Für gewöhnlich würde ich meinen Blogeintrag mit Erzählungen aus den ersten Wochen in Bergen, dem Kennenlernen der Stadt und Einarbeiten durch die Ehemaligen beginnen. Doch für mich war etwas anderes vorgesehen.
Um einem potenziellen Burnout nach umwerfenden 0 Arbeitsstunden entgegenzuwirken, nahm ich ein Abschiedsgeschenk aus Deutschland mit: Corona. Ich lernte also vorerst nur meine eigenen vier Wände kennen und genoss die Aussicht auf den angrenzenden Park. Ich wohne im Kloster der Norske Korherre am Nygårdspark. Zu Fuß sind es 5 Minuten zu meiner Arbeitsstelle, 10 Minuten zur Innenstadt und nur eine Viertelstunde zum Fuß des nächsten Berges. Bergen macht seinem Namen mit 7 Hausbergen alle Ehre, aber die Stadt ist auch für den Regen bekannt. Knapp 250 Tage im Jahr gibt es Sonnenschein in flüssig, den ich erstmal nur von drinnen genoss. Aber kaum hatte ich meinen unfreiwilligen Urlaub abgesessen, ging es auch für mich richtig los.
Der Arbeitsalltag

Wenn ich nicht gerade damit beschäftigt bin, mein Immunsystem auf die Probe zu stellen, arbeite ich im Gymnasium und montags und mittwochs an der Grundschule. Dort helfe ich in den Klassen 8-10 im Deutschunterricht (die Mittelstufe ist in Norwegen Teil der Grundschule) und am Gymnasium bin ich für die "Oppsammlingsprøve", eine gesammelte Nachschreibklausur, verantwortlich.
Mein bisheriges Highlight der norwegischen Schulerfahrung: eine Lehrerin erlaubte ihren Schüler/innen in der Klausur, alle Hilfsmittel zu benutzen. Ein Schüler nahm sie wohl beim Wort und ich fand mich in einer Diskussion wieder, ob Online-Casino als Konzentrationshilfe genutzt werden darf: "Its called dedication…"
Meine Freizeitgestaltung

"Ein Sprung ins kühle Nass", fasst nicht nur meine alltägliche Bergen-Experience zusammen (siehe Absatz 1), sondern beschreibt auch mein neues Hobby: Das "Dødsen" (Turmspringen). Da Robert und mir die allgemeine Wassermenge in unserem Alltag noch nicht ausgereicht hat (und weil wir ein paar Norweger kennen lernen wollten), verschlug es uns eines Tages ins Schwimmbad.

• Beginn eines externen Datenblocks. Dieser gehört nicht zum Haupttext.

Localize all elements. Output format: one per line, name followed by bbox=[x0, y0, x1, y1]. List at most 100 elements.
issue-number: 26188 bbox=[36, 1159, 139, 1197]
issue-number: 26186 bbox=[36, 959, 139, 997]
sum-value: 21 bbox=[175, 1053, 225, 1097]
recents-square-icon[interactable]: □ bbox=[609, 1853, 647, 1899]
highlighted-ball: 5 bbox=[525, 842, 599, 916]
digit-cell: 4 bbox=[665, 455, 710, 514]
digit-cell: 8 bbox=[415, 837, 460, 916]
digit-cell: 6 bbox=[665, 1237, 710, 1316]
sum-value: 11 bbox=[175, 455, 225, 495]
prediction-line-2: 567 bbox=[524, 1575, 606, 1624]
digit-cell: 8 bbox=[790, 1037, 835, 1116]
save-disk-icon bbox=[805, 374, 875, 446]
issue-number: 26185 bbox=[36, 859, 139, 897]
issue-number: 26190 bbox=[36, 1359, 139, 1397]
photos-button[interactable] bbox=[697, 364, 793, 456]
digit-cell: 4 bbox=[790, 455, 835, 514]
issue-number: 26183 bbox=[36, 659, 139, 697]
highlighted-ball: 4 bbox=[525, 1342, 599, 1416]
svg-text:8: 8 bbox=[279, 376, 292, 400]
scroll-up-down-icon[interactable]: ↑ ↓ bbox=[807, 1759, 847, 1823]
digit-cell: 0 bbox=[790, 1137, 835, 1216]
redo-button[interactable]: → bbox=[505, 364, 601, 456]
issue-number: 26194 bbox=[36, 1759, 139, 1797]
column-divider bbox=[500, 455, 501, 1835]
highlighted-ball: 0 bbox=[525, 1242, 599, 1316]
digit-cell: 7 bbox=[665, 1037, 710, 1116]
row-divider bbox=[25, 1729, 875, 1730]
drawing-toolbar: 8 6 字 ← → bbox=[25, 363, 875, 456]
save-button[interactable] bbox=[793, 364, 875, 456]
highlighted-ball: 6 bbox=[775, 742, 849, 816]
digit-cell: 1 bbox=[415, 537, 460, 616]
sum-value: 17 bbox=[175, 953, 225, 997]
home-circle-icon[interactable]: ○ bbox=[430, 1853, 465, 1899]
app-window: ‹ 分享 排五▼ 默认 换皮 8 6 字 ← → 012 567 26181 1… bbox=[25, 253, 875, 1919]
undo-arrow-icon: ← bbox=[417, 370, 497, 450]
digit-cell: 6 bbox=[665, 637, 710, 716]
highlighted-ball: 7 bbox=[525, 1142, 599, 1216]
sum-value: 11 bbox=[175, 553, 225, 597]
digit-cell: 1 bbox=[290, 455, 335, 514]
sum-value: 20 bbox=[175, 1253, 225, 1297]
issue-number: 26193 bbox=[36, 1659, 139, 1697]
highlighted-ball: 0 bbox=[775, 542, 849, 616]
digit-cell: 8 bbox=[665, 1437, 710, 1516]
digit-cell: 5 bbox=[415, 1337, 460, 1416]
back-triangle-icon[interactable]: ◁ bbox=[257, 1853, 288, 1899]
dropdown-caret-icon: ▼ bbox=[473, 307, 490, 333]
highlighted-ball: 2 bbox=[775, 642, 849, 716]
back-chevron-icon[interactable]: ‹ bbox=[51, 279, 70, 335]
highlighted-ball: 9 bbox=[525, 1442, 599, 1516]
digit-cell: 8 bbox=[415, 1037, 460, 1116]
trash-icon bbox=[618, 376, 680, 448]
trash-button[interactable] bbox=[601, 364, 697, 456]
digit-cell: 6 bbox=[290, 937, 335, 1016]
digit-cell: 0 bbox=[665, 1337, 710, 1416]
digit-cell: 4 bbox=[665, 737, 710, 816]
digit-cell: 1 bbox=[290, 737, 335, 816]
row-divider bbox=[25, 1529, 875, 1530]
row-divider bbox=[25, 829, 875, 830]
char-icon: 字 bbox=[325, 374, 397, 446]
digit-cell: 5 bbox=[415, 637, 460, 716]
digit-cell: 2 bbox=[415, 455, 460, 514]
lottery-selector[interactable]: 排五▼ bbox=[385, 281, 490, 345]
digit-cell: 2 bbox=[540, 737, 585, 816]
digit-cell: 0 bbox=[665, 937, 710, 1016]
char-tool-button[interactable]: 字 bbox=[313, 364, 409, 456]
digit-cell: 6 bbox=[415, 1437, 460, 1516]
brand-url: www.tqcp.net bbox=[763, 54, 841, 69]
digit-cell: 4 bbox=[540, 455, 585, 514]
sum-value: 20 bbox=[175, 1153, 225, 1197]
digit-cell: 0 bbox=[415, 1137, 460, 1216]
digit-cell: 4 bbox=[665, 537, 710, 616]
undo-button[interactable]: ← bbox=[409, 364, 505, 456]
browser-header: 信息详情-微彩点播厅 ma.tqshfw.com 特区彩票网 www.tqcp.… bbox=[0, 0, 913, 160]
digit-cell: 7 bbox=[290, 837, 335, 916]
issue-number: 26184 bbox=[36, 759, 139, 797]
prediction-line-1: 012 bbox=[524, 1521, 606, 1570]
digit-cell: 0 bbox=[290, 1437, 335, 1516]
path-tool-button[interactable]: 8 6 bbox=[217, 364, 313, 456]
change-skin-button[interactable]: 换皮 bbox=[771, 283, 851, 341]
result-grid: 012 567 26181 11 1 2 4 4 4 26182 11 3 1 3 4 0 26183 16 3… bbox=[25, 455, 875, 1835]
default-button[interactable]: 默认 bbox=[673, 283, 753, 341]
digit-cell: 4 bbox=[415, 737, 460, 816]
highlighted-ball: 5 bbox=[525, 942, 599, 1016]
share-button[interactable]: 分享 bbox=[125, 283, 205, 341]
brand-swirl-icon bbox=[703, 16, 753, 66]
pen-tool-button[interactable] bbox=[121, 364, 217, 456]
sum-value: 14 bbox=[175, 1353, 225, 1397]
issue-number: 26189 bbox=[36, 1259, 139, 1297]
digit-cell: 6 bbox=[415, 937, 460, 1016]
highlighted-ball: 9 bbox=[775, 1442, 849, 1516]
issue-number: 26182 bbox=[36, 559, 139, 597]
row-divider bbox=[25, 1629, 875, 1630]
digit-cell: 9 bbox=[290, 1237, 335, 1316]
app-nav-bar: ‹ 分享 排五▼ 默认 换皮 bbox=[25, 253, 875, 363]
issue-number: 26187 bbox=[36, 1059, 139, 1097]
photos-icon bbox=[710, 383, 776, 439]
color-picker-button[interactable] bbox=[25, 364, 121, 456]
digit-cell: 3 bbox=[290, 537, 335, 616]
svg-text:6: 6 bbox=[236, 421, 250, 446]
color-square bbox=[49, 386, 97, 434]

Vor Ort lernten wir einen Turmspringer Namens Paul kennen und konnten unser Glück kaum fassen, als er uns in eine Whatsapp-Gruppe fürs Turmspringen einlud. Ein Norweger, der sich in ein Gespräch verwickeln lässt, ist schon eine Seltenheit. Aber dann noch Whatsapp, wo sonst nur Facebook verwendet wird? Das war in der Tat zu viel des Guten. Die ernüchternde Antwort: Er ist Schotte.
Jedenfalls mache ich nun 3-mal die Woche zusammen mit Robert das AdO (die Schwimmhalle in Bergen) unsicher. Und wenn 10 Höhenmeter nicht genug sind und ich mich an etwas Größerem versuchen möchte, wandere ich sonst noch gerne, mit einem Regenschirm bewaffnet, auf die Hausberge und bewundere die norwegische Natur. Denn wie es in Norwegen heißt; "ut på tur, aldri sur" (Draußen unterwegs, niemals schlecht gelaunt.)